The first improvement I made on the bike was to get rid of the stock bars which took up about a full traffic lane. I replaced them with narrower, lower ones. About a year later I bought clip-ons. Wish I'd saved the money
The clip-ons look cool, but I if I had it to do over I would probably go for Ace bars or something like that, which to my taste look just as good on a street bike and don't cost so much.
The stock headlight kept the clip-ons from going to the top of the forks, and because of the low bars any ride longer that 1/2-hour became painful. (I'm 5'10".) I've never noticed my wrists hurting, but then maybe that's because the pain in my neck is so intense you tend to forget everything else.

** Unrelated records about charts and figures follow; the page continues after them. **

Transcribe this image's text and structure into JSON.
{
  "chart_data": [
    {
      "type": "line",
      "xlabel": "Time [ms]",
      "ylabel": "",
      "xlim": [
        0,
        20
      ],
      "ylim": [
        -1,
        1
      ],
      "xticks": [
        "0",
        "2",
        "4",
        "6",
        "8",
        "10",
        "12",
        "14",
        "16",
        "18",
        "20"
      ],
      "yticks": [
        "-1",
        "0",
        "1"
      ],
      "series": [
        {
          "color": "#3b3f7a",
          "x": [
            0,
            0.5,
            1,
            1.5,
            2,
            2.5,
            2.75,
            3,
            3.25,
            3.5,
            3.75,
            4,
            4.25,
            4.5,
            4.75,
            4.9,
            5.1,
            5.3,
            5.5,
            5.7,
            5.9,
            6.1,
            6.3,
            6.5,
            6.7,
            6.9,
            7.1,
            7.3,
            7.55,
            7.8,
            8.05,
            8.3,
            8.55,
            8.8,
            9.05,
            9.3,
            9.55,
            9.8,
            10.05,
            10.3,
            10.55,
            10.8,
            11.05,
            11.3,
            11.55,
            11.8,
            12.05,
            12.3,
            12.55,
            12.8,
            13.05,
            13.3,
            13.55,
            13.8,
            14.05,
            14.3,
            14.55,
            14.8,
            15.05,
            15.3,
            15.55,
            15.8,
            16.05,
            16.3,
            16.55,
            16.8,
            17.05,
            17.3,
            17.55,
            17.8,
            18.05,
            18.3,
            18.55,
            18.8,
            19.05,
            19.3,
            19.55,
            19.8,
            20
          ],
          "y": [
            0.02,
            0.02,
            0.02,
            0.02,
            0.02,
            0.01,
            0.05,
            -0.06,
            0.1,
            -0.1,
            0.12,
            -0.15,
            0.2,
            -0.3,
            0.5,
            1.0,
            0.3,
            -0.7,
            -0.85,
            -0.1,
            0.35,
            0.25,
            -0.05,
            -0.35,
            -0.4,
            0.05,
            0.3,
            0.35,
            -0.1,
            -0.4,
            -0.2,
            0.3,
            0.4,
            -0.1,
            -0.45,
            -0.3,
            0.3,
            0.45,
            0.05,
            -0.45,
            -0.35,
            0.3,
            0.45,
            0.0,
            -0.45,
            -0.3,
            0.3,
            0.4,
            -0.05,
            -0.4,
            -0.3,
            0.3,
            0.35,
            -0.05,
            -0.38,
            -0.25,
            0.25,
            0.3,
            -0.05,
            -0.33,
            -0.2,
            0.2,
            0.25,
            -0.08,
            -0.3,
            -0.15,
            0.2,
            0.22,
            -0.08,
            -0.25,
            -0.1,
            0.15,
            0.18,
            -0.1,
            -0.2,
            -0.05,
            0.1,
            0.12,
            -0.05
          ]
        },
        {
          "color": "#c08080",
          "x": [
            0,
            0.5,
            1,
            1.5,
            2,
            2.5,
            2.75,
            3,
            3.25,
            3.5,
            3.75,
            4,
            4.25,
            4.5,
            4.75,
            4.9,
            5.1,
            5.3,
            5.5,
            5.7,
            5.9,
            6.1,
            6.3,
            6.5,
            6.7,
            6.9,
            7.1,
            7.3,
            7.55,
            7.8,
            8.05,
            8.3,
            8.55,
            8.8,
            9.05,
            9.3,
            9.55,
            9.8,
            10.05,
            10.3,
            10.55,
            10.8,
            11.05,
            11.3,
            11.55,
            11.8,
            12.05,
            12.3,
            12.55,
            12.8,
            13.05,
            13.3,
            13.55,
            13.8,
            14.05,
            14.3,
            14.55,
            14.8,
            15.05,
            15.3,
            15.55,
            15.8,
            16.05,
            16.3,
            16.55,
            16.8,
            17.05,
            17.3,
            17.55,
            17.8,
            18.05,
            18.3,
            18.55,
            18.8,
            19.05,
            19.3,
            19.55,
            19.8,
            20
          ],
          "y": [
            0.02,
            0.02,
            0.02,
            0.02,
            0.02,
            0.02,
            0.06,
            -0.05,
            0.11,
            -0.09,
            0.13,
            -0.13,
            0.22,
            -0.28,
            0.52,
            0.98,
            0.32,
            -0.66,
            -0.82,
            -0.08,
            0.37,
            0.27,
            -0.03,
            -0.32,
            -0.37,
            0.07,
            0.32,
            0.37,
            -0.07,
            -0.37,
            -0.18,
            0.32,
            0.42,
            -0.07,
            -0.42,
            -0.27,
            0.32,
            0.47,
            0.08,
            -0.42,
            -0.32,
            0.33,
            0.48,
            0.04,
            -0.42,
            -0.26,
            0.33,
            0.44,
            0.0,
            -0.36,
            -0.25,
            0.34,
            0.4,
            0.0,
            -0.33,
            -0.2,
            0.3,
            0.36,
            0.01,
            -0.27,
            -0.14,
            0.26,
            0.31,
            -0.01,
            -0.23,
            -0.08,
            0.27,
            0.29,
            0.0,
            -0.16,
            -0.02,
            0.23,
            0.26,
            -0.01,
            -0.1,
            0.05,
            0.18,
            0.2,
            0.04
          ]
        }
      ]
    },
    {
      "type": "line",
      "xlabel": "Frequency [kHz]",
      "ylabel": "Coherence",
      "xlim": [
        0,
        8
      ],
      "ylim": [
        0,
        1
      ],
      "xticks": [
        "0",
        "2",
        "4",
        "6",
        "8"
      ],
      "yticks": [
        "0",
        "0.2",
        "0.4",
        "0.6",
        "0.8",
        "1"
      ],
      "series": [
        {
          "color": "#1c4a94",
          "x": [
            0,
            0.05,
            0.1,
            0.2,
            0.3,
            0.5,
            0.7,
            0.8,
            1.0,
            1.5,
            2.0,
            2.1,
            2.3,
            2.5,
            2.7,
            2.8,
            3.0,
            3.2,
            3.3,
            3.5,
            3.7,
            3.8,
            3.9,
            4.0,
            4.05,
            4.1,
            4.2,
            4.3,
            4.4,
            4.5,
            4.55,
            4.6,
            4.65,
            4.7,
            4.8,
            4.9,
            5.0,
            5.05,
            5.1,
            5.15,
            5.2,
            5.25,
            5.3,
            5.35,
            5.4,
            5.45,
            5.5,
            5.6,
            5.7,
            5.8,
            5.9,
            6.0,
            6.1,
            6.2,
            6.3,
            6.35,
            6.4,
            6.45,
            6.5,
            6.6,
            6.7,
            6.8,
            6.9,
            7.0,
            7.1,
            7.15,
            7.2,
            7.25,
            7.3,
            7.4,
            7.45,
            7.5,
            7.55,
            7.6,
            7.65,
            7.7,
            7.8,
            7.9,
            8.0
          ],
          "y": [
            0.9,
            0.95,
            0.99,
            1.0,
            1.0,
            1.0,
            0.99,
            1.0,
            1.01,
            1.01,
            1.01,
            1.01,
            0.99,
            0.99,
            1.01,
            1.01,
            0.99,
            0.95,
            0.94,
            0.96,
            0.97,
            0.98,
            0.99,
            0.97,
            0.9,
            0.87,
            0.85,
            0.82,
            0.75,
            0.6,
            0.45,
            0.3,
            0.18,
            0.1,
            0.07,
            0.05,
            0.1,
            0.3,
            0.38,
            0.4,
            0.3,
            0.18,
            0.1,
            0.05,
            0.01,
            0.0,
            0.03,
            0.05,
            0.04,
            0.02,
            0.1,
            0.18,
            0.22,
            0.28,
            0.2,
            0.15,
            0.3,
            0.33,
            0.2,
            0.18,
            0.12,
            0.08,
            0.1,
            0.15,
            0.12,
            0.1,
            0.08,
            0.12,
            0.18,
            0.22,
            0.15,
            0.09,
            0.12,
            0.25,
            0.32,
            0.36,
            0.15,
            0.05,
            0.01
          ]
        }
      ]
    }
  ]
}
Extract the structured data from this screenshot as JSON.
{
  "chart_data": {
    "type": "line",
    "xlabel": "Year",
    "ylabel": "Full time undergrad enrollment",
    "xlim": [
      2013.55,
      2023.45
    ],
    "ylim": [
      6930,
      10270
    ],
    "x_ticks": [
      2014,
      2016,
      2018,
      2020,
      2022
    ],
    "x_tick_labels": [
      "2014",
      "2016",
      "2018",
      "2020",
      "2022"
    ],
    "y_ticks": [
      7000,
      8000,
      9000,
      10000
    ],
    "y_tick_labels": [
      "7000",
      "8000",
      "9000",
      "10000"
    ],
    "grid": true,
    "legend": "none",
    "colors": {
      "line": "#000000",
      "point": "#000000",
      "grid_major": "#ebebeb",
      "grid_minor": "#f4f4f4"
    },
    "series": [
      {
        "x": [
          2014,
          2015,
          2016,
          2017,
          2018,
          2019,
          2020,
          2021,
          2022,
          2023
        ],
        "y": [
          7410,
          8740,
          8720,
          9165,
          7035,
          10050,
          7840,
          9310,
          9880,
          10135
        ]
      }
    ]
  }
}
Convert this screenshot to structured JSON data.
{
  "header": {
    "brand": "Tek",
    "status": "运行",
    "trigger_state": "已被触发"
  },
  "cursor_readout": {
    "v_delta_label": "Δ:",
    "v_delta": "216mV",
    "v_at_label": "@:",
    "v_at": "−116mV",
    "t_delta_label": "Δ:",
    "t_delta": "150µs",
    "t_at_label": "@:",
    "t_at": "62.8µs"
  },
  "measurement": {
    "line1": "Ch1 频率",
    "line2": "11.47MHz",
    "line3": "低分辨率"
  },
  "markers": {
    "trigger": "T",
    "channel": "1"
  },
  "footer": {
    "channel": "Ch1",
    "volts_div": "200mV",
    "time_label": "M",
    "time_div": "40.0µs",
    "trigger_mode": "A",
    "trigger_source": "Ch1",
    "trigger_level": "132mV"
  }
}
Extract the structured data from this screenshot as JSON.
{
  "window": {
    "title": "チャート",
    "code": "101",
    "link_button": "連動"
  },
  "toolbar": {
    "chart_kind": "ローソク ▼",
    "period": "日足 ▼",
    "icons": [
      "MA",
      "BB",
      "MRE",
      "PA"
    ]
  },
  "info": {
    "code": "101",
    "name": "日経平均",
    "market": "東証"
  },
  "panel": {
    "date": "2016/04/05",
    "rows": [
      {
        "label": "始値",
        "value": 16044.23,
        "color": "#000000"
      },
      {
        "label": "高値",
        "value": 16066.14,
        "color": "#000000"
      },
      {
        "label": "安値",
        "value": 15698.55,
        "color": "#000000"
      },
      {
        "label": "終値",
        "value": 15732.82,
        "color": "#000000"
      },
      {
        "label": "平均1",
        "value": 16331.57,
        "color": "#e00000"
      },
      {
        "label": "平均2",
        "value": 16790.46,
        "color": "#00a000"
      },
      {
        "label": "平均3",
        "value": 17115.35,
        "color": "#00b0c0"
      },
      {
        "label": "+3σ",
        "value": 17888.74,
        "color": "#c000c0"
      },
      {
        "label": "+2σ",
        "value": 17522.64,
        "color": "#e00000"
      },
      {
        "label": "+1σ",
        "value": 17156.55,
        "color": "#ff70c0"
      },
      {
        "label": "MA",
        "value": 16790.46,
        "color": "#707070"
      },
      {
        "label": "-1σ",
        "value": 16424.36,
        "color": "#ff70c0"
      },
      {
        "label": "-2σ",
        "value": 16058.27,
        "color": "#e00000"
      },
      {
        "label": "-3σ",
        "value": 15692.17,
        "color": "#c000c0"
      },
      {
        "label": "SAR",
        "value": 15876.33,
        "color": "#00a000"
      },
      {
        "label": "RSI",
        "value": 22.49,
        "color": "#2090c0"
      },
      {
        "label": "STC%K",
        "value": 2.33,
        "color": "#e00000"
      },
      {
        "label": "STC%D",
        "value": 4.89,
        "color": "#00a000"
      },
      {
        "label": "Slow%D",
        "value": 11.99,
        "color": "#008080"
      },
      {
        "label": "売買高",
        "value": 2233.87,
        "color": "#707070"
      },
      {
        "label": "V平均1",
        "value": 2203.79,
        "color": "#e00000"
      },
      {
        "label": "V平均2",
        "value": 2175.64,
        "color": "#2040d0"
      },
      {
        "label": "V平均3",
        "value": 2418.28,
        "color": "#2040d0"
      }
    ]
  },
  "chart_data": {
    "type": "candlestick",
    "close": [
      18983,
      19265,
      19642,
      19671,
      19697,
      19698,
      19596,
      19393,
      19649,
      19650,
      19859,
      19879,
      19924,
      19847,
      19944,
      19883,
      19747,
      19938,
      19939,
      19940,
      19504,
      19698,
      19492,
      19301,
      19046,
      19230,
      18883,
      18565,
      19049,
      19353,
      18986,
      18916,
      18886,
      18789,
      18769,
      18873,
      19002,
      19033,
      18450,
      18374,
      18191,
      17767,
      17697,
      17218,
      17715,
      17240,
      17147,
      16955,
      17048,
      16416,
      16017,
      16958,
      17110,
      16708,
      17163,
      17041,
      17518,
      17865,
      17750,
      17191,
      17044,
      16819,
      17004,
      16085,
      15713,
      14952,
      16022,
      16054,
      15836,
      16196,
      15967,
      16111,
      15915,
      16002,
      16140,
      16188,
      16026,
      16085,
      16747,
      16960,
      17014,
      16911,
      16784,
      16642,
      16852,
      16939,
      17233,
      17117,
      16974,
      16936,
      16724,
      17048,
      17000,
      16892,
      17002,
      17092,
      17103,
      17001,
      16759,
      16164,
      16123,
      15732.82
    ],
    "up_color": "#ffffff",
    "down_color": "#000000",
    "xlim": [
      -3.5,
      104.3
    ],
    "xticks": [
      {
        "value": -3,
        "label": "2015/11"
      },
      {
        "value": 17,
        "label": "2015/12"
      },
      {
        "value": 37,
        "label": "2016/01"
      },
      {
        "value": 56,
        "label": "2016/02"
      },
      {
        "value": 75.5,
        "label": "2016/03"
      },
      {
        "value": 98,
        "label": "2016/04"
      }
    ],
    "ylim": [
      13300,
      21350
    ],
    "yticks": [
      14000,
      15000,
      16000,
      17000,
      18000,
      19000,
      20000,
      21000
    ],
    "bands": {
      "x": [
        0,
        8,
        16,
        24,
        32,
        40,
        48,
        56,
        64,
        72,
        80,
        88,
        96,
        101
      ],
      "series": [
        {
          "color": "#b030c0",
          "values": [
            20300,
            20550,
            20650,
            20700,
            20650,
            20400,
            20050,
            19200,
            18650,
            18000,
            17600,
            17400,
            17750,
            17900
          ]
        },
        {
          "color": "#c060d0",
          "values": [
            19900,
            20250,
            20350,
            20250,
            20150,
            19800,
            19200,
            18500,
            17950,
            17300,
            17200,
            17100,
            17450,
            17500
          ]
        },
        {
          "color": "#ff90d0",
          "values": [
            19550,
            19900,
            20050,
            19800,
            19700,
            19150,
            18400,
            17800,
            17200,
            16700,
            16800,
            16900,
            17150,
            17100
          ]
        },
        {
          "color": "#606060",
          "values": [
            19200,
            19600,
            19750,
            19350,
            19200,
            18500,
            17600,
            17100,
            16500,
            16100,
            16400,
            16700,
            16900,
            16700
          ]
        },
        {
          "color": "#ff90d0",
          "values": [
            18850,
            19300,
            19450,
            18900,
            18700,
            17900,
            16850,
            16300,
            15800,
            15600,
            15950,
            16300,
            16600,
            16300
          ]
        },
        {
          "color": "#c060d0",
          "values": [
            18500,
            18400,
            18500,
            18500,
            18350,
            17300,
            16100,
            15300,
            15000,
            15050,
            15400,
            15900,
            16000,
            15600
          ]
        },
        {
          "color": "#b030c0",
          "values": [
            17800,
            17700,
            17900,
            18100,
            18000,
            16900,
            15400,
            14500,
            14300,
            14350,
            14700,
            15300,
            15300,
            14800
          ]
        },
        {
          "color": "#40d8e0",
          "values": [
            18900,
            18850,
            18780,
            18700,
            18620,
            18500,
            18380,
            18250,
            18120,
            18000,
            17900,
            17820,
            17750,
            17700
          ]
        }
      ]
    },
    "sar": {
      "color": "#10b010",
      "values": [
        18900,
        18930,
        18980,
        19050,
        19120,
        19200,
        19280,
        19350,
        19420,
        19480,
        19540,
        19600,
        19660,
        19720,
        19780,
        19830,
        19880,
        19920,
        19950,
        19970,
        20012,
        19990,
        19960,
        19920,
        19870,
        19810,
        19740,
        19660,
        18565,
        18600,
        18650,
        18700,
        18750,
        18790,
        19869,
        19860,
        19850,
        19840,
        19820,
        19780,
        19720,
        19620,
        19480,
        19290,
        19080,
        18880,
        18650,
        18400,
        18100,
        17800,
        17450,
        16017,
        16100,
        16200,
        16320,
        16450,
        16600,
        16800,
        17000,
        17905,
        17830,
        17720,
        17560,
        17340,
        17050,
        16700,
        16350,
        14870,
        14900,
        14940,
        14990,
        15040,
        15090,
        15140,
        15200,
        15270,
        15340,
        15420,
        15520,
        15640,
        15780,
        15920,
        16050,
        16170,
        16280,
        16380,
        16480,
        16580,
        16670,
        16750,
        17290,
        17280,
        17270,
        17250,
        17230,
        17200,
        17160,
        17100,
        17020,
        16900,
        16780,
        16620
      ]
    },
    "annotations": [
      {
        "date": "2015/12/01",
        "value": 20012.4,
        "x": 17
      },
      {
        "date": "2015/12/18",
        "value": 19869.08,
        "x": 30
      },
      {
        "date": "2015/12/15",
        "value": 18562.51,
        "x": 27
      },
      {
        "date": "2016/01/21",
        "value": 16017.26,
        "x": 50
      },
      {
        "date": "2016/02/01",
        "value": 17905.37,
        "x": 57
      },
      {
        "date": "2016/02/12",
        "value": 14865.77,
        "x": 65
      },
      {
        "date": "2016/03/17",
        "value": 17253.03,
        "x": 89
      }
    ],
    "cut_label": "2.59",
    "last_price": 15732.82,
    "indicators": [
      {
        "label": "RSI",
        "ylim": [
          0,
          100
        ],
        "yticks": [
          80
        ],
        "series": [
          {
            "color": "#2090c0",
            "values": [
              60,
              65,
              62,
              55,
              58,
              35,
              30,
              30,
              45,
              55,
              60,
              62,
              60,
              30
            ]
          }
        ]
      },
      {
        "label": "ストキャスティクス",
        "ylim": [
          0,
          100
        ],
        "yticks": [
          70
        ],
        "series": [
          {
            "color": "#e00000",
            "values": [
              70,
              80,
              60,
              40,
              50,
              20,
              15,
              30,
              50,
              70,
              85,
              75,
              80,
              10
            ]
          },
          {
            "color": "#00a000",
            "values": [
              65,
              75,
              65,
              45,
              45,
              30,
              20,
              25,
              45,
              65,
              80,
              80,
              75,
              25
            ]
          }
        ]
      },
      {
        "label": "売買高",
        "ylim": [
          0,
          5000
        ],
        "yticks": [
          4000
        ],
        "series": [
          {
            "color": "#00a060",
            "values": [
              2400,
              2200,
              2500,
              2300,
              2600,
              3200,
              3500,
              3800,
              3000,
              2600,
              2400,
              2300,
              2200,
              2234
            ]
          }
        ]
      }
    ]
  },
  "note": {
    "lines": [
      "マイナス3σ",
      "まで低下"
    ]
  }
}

I redrilled the headlight mounts, and that allowed the bars to be raised a little, but not enough, so I got a smaller headlight — which I wanted anyway — and that did the trick. I also put on a small, single seat which sits lower. I think that helped the neck problem by shifting some of the pain to the arse (thin seat) and knees (bent more.) Everything's a trade-off, but by spreading the discomfort out evenly over as much of the body as possible I can get more miles between rest stops.
The master cylinder clears fine, but the compression release comes up against the back of the fork before the clutch lever can be set at the angle I would like it.
Obviously everyone with clip-ons doesn't have these problems, so as others have said above, take some time to be sure you buy the right ones. (Mine are Japanese, bought from a Yamaha dealer in Japan, but don't know what brand they are. I've had them a long time, so maybe the newer ones work better.
|
|
|
Post by solo2racr on Aug 10, 2008 13:17:19 GMT -5
I noticed a few post here referring to the decomp cable clearance being a problem. Myself, I don't use a decomp. What I do when I shut the engine off is to leave it in gear and roll it backwards up against the comp stroke. Then I kick it into neutral. That way, it's ready to go to restart. Of course, if it is cold and requires more than 1 kick, I'll have to chunk it into gear and roll it backwards again. Kinda a pain but it works.
|
|
sven
Full Member
Posts: 166
|
Post by sven on Aug 10, 2008 16:34:10 GMT -5
That's what I do (in order to leave her standing with the valves closed) I must admit I don't have a deco on my racer either (but a kickstarter), and kicking her over the compresion stroke is quite a pain with 11:1 and a motocross cam, so what I want to say is: a decompressor is a very useful device, it makes starting easier, helps drying the combustion chamber when overflooded with gas and can also work as an engine stop switch Regards Sven
|
|
|
Post by buckraliegh on Aug 13, 2008 19:50:15 GMT -5
You guys talked me out of it.(for now) I just ordered a set of drag bars. Thanks for the input. Chris
|
|
jeffz
Full Member
Posts: 215
|
Post by jeffz on Aug 13, 2008 20:55:42 GMT -5
I got mine on the other day. Had to mount to mount them below the top triple clamp. It's significantly lower than the drag bars and will take some getting used to. I'm not totally sure I will leave them on, but I really love the way it looks! I'll post some pics sometime.